A quick piece of door-action for you: first slide the handy Clancy favourite – the Snake cam – under the door. Notice the rubbish Sixaxis tilt controls which make it slightly more cumbersome than it ever needs to be. Place a target over an enemy’s head, so your chaps know who to hit first, then back off and let them “stack up”. This means “stand by door” in the language of cool. From there, you’ll have all manner of grenade and covert-based options for entry, so choose one and watch as your team pours into the room and sorts everything out. Or if you chose a stupid option, watch them die. You can even go to a different door and enter a room simultaneously. You just can’t beat those doors.

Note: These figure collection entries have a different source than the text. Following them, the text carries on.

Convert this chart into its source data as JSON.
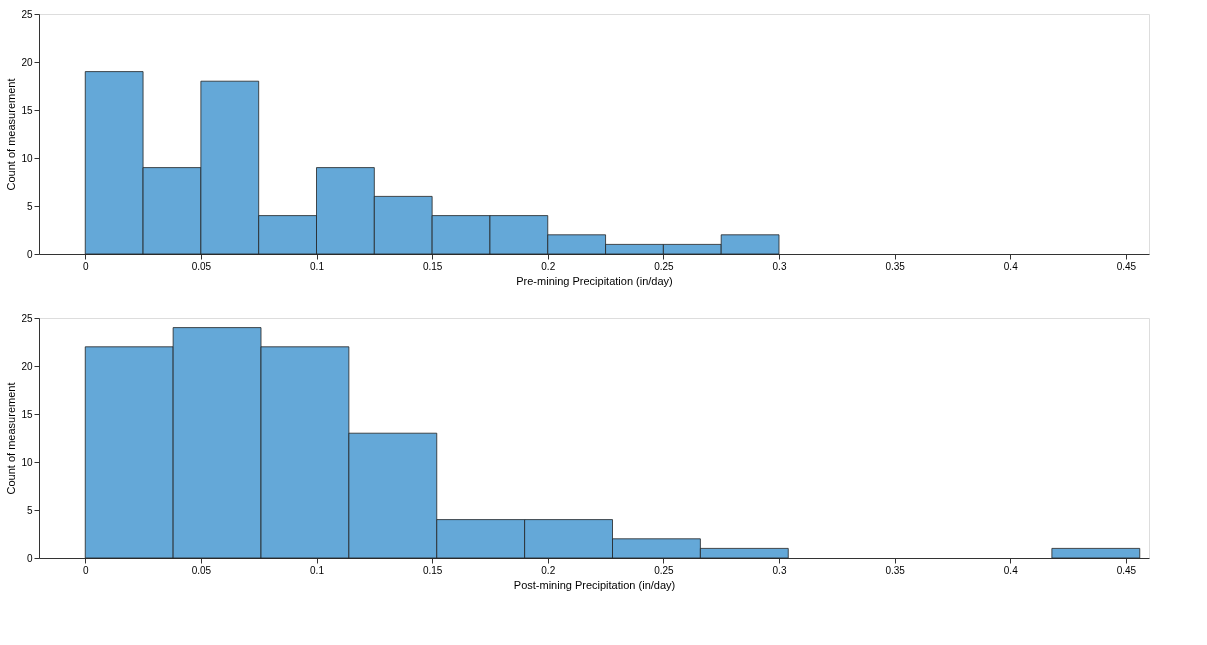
{
  "chart_data": [
    {
      "type": "histogram",
      "xlabel": "Pre-mining Precipitation (in/day)",
      "ylabel": "Count of measurement",
      "color": "#64a8d8",
      "bins": [
        0,
        0.025,
        0.05,
        0.075,
        0.1,
        0.125,
        0.15,
        0.175,
        0.2,
        0.225,
        0.25,
        0.275,
        0.3
      ],
      "values": [
        19,
        9,
        18,
        4,
        9,
        6,
        4,
        4,
        2,
        1,
        1,
        2
      ],
      "xlim": [
        -0.02,
        0.46
      ],
      "ylim": [
        0,
        25
      ],
      "xticks": [
        0,
        0.05,
        0.1,
        0.15,
        0.2,
        0.25,
        0.3,
        0.35,
        0.4,
        0.45
      ],
      "yticks": [
        0,
        5,
        10,
        15,
        20,
        25
      ],
      "grid": false
    },
    {
      "type": "histogram",
      "xlabel": "Post-mining Precipitation (in/day)",
      "ylabel": "Count of measurement",
      "color": "#64a8d8",
      "bins": [
        0,
        0.038,
        0.076,
        0.114,
        0.152,
        0.19,
        0.228,
        0.266,
        0.304,
        0.342,
        0.38,
        0.418,
        0.456
      ],
      "values": [
        22,
        24,
        22,
        13,
        4,
        4,
        2,
        1,
        0,
        0,
        0,
        1
      ],
      "xlim": [
        -0.02,
        0.46
      ],
      "ylim": [
        0,
        25
      ],
      "xticks": [
        0,
        0.05,
        0.1,
        0.15,
        0.2,
        0.25,
        0.3,
        0.35,
        0.4,
        0.45
      ],
      "yticks": [
        0,
        5,
        10,
        15,
        20,
        25
      ],
      "grid": false
    }
  ]
}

It’s a shame then that despite being a brilliant, deep and satisfying game in its own right, the PS3 version of Rainbow Six Vegas just isn’t as good as the 360’s. Why does the camera jerk when you scale a kerb? Why do certain enemies die in brokenrag- doll animations, bending themselves into ridiculous contortions for no apparent reason? Why is the frame rate ever so slightly choppier? None of it is remotely gamebreaking, but it still isn’t good enough. We’re supposed to be playing on a superior console, so to not get ports that are on a par with the competition feels like a slap in the face.

Still, there’s too much to like in Rainbow Six Vegas to truly let it spoil the experience. If the PS3 community takes to the multiplayer as the 360 online crew has, then there’ll be months of incredibly tense and taut deathmatching to be had – and with the PS3-exclusive maps, huge scope for replayability. Yes, the graphics have taken a hit for multiplayer (as they did on 360), but it matters little when you sneak up behind that revolting American teenager and part his life from his body. Who needs HDR lighting for that?

Even without multiplayer, Rainbow Six Vegas is the type of triple-A experience that few should be without. While those with a penchant for arcade thrills may baulk at the uncompromising realism, everyone else will be more than satisfied with a videogame that excels in almost every area. Playability, atmosphere, visuals, sheer head-splitting tension… it’s all here in spades. And in a period of drought (save for the excellent The Darkness), it’s exactly the type of game the PS3 needs. Hopefully the GRAW 2 conversion will not suffer the same afflictions that have hurt the last two PS3 Clancy conversions, but until then there’s no better tactical shooter on the machine, and no more thrilling way to live out your counter-terrorism fantasies. But you’d already guessed that, hadn’t you? You talented, rich bastards.